Toujours le Christ ! Toujours l'imposteur ! - a tonné Saûl révolté. - Mon autorité est insultée par votre fanatisme dans cette enceinte de misère et d'ignorance. Mystificateur, vous rejetez l'occasion que je vous offre de vous expliquer ; Galiléen inculte, vous ne voulez pas considérer ma noble demande de défi. Je saurai venger la Loi de Moïse que vous piétinez. Vous refusez mon intimation, mais vous ne pourrez fuir ma vengeance. Vous apprendrez à aimer la vérité et à honorer Jérusalem en renonçant à l'insolent Nazaréen qui a payé sur la croix ses délires criminels. Je ferai appel au Sanhédrin pour que vous soyez jugé et puni. Le Sanhédrin a l'autorité requise pour annihiler vos hallucinations condamnables.

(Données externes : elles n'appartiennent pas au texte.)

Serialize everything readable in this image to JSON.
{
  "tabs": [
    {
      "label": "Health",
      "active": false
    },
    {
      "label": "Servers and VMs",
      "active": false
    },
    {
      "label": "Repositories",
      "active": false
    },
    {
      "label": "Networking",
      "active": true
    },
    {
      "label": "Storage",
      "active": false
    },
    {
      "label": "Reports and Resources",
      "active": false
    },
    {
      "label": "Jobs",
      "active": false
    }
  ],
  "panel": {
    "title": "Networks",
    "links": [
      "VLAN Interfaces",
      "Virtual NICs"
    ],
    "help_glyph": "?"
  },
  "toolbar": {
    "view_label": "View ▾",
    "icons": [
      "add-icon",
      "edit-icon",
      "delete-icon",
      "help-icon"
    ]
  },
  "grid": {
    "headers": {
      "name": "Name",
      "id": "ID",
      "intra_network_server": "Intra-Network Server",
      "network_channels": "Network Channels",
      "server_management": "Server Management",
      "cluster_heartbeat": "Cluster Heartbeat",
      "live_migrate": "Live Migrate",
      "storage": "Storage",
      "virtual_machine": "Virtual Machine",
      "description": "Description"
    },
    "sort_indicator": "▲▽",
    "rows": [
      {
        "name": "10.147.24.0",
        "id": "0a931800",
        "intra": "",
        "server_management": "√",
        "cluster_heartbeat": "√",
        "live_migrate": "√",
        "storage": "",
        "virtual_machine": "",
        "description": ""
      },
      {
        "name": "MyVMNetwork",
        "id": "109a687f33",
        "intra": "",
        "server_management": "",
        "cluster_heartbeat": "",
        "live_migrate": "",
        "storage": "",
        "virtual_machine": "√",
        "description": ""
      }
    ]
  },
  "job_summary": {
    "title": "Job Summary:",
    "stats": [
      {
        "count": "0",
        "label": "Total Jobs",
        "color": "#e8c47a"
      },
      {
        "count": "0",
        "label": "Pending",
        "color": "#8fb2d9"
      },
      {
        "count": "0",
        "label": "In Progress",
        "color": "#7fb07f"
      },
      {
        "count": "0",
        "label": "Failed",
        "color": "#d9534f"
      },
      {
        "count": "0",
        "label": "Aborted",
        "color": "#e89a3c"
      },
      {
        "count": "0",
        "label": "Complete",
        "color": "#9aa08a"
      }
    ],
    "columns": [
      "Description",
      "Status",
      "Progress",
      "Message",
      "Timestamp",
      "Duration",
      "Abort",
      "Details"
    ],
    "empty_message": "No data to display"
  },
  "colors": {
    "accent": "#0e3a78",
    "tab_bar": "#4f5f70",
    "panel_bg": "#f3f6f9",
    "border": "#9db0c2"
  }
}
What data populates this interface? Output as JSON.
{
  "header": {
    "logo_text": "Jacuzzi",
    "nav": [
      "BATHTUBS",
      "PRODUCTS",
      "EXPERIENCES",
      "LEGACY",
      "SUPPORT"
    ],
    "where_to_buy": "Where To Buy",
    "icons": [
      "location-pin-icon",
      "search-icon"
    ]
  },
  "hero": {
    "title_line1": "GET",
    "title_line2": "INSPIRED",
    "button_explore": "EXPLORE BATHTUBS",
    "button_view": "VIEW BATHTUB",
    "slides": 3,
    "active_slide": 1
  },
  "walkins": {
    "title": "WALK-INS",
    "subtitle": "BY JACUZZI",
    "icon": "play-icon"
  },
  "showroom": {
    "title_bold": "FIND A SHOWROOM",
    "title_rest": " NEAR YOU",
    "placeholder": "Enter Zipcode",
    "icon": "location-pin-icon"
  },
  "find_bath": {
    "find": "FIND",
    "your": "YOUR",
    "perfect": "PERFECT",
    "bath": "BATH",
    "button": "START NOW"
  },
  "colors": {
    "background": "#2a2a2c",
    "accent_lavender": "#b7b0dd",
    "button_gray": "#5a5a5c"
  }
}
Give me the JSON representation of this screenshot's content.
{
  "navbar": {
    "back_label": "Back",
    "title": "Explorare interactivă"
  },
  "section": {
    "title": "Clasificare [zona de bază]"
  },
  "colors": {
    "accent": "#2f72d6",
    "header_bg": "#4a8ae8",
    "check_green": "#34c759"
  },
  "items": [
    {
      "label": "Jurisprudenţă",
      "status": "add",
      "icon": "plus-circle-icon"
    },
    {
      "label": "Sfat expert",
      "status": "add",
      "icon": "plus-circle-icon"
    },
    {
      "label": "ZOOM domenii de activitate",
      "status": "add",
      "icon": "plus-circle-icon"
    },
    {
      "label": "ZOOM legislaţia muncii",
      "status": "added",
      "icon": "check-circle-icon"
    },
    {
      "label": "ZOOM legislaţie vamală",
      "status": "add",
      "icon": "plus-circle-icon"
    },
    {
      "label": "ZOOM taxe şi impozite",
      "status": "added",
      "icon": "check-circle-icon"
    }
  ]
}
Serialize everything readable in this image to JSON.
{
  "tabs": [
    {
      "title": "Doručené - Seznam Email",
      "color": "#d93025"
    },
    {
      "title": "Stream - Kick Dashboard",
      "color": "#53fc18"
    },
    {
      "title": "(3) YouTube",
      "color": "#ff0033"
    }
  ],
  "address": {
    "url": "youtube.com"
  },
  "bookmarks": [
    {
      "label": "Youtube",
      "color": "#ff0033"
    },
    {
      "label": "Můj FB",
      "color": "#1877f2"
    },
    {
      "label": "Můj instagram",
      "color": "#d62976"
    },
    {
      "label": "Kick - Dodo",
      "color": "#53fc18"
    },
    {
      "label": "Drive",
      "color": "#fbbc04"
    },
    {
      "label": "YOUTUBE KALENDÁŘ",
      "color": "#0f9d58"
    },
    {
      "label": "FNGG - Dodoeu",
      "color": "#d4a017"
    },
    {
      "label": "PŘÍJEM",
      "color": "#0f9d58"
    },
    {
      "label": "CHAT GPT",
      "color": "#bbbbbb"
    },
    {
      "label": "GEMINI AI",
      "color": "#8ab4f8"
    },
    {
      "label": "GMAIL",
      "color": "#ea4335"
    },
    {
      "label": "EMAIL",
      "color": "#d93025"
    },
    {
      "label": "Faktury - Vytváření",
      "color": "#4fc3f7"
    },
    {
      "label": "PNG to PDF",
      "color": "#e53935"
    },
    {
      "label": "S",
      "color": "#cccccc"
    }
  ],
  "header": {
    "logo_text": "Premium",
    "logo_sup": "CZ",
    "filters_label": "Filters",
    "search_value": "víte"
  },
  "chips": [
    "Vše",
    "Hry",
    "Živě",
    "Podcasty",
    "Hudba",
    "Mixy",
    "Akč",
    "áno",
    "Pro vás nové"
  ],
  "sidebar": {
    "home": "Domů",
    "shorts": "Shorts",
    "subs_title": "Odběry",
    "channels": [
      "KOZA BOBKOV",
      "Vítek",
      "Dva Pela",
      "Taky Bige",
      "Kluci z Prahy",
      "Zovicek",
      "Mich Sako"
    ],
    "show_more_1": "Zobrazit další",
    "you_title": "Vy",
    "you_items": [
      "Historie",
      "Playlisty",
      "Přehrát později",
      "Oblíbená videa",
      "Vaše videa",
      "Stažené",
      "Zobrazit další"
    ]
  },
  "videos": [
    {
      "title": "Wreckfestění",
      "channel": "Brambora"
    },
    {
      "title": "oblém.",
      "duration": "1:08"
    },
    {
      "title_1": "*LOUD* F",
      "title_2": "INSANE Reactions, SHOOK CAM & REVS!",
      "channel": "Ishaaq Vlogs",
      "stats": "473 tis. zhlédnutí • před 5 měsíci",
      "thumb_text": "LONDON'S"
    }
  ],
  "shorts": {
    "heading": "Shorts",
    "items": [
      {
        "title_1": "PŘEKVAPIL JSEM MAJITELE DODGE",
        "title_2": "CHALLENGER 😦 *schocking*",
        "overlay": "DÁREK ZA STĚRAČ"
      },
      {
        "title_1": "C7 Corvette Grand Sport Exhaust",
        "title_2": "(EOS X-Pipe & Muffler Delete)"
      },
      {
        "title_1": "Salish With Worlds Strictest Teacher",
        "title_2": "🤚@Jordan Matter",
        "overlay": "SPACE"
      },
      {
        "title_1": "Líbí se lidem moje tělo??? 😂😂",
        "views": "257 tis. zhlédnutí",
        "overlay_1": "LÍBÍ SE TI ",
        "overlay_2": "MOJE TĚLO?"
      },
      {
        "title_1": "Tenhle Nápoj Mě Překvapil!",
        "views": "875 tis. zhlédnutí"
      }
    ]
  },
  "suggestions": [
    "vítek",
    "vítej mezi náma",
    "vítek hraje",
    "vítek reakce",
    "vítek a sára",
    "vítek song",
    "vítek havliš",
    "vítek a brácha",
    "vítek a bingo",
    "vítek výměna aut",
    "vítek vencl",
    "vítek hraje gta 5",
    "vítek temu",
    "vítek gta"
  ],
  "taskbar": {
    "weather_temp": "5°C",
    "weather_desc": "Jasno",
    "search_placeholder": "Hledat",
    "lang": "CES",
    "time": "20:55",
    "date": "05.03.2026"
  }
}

Tout en concluant par ses mots, il semblait pris de fureur. Mais même ainsi, il n'a pas réussi à perturber le prédicateur qui lui a répondu l'esprit serein :
Ami, le Sanhédrin a mille moyens de m'affliger, mais je ne lui reconnais pas le pouvoir de m'obliger à renoncer à l'amour de Jésus-Christ.
Une fois qu'il eut dit cela, il est descendu de la tribune avec la même humilité et ne se laissa pas émouvoir par le mouvement d'approbation que lui adressaient les enfants du malheur qui l'avaient écouté se présenter comme défenseur des espoirs sacrés.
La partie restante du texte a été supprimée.